Saturday, August 8, 2009

Get you in the end

http://www.youtube.com/watch?v=_N0w2rORwSc

I have just finished my rotation in surgery - general surgery, but specifically colorectal. I have also done "surgical take" - where patients come in with usually bellyache but pretty much anything that could be a surgical problem. This happens in the "Surgical Assessment Unit". There is a room there, for seeing patients initally. This room contains a bed, a sink, a table, three boxes of assorted sized gloves, and a box full of bottles of KY jelly. Many people who come in with abdominal pain - in fact, almost all - should have a rectal examination and this is the place it's done. Regulars to the SAU know the room. One such man - with a colitis that keeps him returning - I've seen a few times over the four months. He makes a joke of it each time. "After all this, I'll have to buy you dinner sometime."

Swine Flu abounds


http://www.telegraph.co.uk/health/swine-flu/5990603/Girl_dies_of_meningitis_after_swine_flu_diagnosis.html

So, a little girl has died, after swine flu was diagnosed, by a paramedic. She, in fact, had meningococcal septicaemia.

Yes, meningitis is missed sometimes, and it's awful every time. But, from what I have read, this little girl was not given much of a chance to be properly assessed.

Children will still get meningitis despite the pig death. Shouldn't they be assessed and treated in the same way they always did? Is this going to happen again? The SWINE LINE - non medical people prescribing medication after someone ticks some boxes on a computer detailing non specific symptoms - seems to indicate that it would be suprising if it does not.

Monday, April 6, 2009

Surgery

I started surgery on Thursday at 7am. So of the last 108 hours, I have been at the hospital, working not sleeping, for almost 70 of them. I counted.

EWTD my arse! Tee hee! I'm not a fan of reducing doctor's hours really - we need the training, especially in things like surgery - but why the huge pretence? My hospital hires locums for the weeks that we are being "monitored" and then suddenly stops hiring them when the clipboards have left. If we give in a form saying we have gone over hours we are called into an office and told to change it to say every minute extra we spent is of our own accord for learning purposes as "we are not being told to stay". They don't seem to realise, or care, that it's actually jobs for patients that we are filling our time up with. If we don't do them, the patient might as well be at home. Why bother with all of these silly forms and hours monitoring? What's the point of all the deception?

Saturday, March 14, 2009

Melanie Phillips ...

... makes me spit blood.



http://www.dailymail.co.uk/debate/article-1160511/MELANIE-PHILLIPS-Doctors-struck-denying-patients-right-die-What-sinister-distortion-medical-ethics.html



Dear God. Is she taking the piss? It's like she is desperate for something to say against doctors, but the best she can come up with is the fact that doctors have been told to comply with their patients wishes when it comes to withdrawing treatment? There are so many problems with the NHS and healthcare and doctors that she could talk about and bring people's attention to. But oh no, she goes for doctors listening to patients wishes about the end of their lives and complying with them. What she says does not even make sense. She says



"It has always been an important medical principle that no patient should be forced to have treatment against their will. Patients have always had the right to refuse treatment, whatever the consequences to their own lives."

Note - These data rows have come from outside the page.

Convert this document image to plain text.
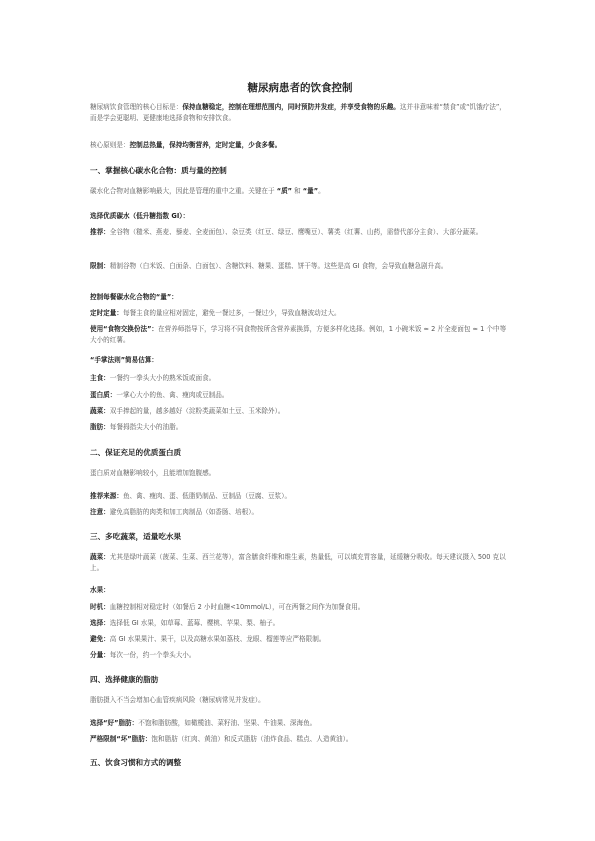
糖尿病患者的饮食控制
糖尿病饮食管理的核心目标是：保持血糖稳定，控制在理想范围内，同时预防并发症，并享受食物的乐趣。这并非意味着“禁食”或“饥饿疗法”，而是学会更聪明、更健康地选择食物和安排饮食。
核心原则是：控制总热量，保持均衡营养，定时定量，少食多餐。
一、掌握核心碳水化合物：质与量的控制
碳水化合物对血糖影响最大，因此是管理的重中之重。关键在于 “质” 和 “量”。
选择优质碳水（低升糖指数 GI）：
推荐：全谷物（糙米、燕麦、藜麦、全麦面包）、杂豆类（红豆、绿豆、鹰嘴豆）、薯类（红薯、山药，需替代部分主食）、大部分蔬菜。
限制：精制谷物（白米饭、白面条、白面包）、含糖饮料、糖果、蛋糕、饼干等。这些是高 GI 食物，会导致血糖急剧升高。
控制每餐碳水化合物的“量”：
定时定量：每餐主食的量应相对固定，避免一餐过多，一餐过少，导致血糖波动过大。
使用“食物交换份法”：在营养师指导下，学习将不同食物按所含营养素换算，方便多样化选择。例如，1 小碗米饭 ≈ 2 片全麦面包 ≈ 1 个中等大小的红薯。
“手掌法则”简易估算：
主食：一餐约一拳头大小的熟米饭或面食。
蛋白质：一掌心大小的鱼、禽、瘦肉或豆制品。
蔬菜：双手捧起的量，越多越好（淀粉类蔬菜如土豆、玉米除外）。
脂肪：每餐拇指尖大小的油脂。
二、保证充足的优质蛋白质
蛋白质对血糖影响较小，且能增加饱腹感。
推荐来源：鱼、禽、瘦肉、蛋、低脂奶制品、豆制品（豆腐、豆浆）。
注意：避免高脂肪的肉类和加工肉制品（如香肠、培根）。
三、多吃蔬菜，适量吃水果
蔬菜：尤其是绿叶蔬菜（菠菜、生菜、西兰花等），富含膳食纤维和维生素，热量低，可以填充胃容量，延缓糖分吸收。每天建议摄入 500 克以上。
水果：
时机：血糖控制相对稳定时（如餐后 2 小时血糖<10mmol/L），可在两餐之间作为加餐食用。
选择：选择低 GI 水果，如草莓、蓝莓、樱桃、苹果、梨、柚子。
避免：高 GI 水果果汁、果干，以及高糖水果如荔枝、龙眼、榴莲等应严格限制。
分量：每次一份，约一个拳头大小。
四、选择健康的脂肪
脂肪摄入不当会增加心血管疾病风险（糖尿病常见并发症）。
选择“好”脂肪：不饱和脂肪酸，如橄榄油、菜籽油、坚果、牛油果、深海鱼。
严格限制“坏”脂肪：饱和脂肪（红肉、黄油）和反式脂肪（油炸食品、糕点、人造黄油）。
五、饮食习惯和方式的调整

And then in the same breath to say "the terrible truth is that doctors will now be struck off and may be sent to prison for refusing to kill their patients. How on earth did this country arrive at such a monstrous situation? And how can the medical profession go along with such a betrayal of its deepest ethical principles?"

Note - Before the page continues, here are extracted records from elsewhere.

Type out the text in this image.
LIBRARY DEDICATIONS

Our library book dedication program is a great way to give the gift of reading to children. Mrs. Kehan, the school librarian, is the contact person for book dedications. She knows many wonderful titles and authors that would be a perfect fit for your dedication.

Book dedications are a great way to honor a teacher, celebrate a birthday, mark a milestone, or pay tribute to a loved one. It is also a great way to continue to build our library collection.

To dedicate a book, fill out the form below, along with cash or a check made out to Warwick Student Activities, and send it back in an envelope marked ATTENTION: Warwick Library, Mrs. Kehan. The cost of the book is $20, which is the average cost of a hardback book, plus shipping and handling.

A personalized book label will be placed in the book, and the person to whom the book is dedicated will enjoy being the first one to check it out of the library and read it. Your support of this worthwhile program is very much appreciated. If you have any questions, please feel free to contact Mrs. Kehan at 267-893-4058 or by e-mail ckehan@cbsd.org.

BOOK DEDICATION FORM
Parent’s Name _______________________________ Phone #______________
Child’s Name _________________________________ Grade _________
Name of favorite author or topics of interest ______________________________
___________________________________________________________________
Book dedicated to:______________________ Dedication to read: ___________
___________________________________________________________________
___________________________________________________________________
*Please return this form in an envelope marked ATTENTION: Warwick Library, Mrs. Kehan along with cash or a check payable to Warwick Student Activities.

I'm only a baby in the medicine world. But already I know that sometimes letting a patient die peacefully, especially when the patient in sound mind has said that that is what they would have wanted, is sometimes the ethical, humane, human thing to do.

Friday, January 9, 2009

Sigh


Sorry, bit of a rant.

Working on the gynaecology wards. We have such a major bed crisis that operations have actually had to be cancelled. This is because the hospital cannot get its head around the fact that if it doesn't have as many beds as patients, there will be problems.

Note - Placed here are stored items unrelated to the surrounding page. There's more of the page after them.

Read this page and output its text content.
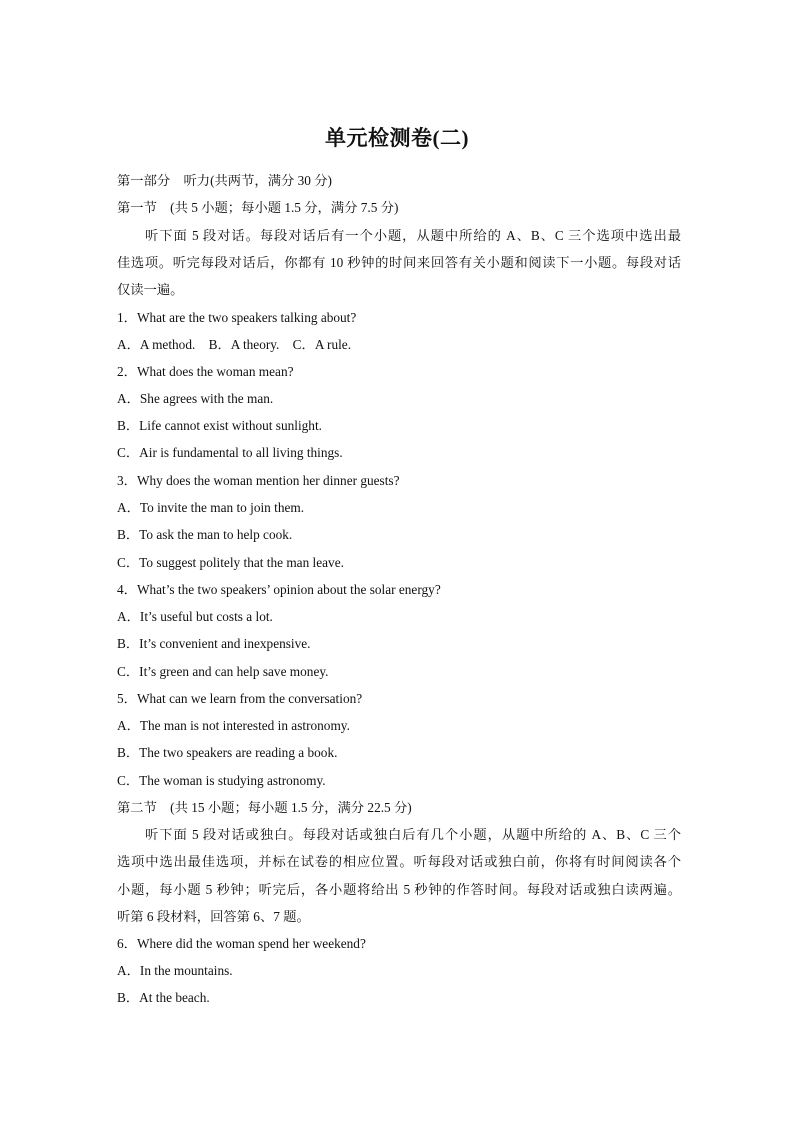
单元检测卷(二)
第一部分　听力(共两节，满分 30 分)
第一节　(共 5 小题；每小题 1.5 分，满分 7.5 分)
听下面 5 段对话。每段对话后有一个小题，从题中所给的 A、B、C 三个选项中选出最
佳选项。听完每段对话后，你都有 10 秒钟的时间来回答有关小题和阅读下一小题。每段对话
仅读一遍。
1．What are the two speakers talking about?
A．A method.　B．A theory.　C．A rule.
2．What does the woman mean?
A．She agrees with the man.
B．Life cannot exist without sunlight.
C．Air is fundamental to all living things.
3．Why does the woman mention her dinner guests?
A．To invite the man to join them.
B．To ask the man to help cook.
C．To suggest politely that the man leave.
4．What’s the two speakers’ opinion about the solar energy?
A．It’s useful but costs a lot.
B．It’s convenient and inexpensive.
C．It’s green and can help save money.
5．What can we learn from the conversation?
A．The man is not interested in astronomy.
B．The two speakers are reading a book.
C．The woman is studying astronomy.
第二节　(共 15 小题；每小题 1.5 分，满分 22.5 分)
听下面 5 段对话或独白。每段对话或独白后有几个小题，从题中所给的 A、B、C 三个
选项中选出最佳选项，并标在试卷的相应位置。听每段对话或独白前，你将有时间阅读各个
小题，每小题 5 秒钟；听完后，各小题将给出 5 秒钟的作答时间。每段对话或独白读两遍。
听第 6 段材料，回答第 6、7 题。
6．Where did the woman spend her weekend?
A．In the mountains.
B．At the beach.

Very expensive suit comes striding up to me brandishing some notes.

Her: "XXXX, directorate managar. Why hasn't this patient gone home?"

Me: (thinking she had the wrong patient or something) "Becuase she had a hysterectomy yesterday afternoon."

Her: "So she can go home."

Me: "No. She can't. She had a hysterectomy yesterday afternoon."

Her: "FINE - can she go tomorrow?"

Me: "I really don't think she'll be ready tomorrow, patients usually stay for at least two full days after an abdominal hysterectomy, usually more."

Her: "Well nothing's going to delay her discharge. Don't you know the hospital's in a bed crisis?"

Me: Smiling politely but wondering what she is going to acheive with the note waving.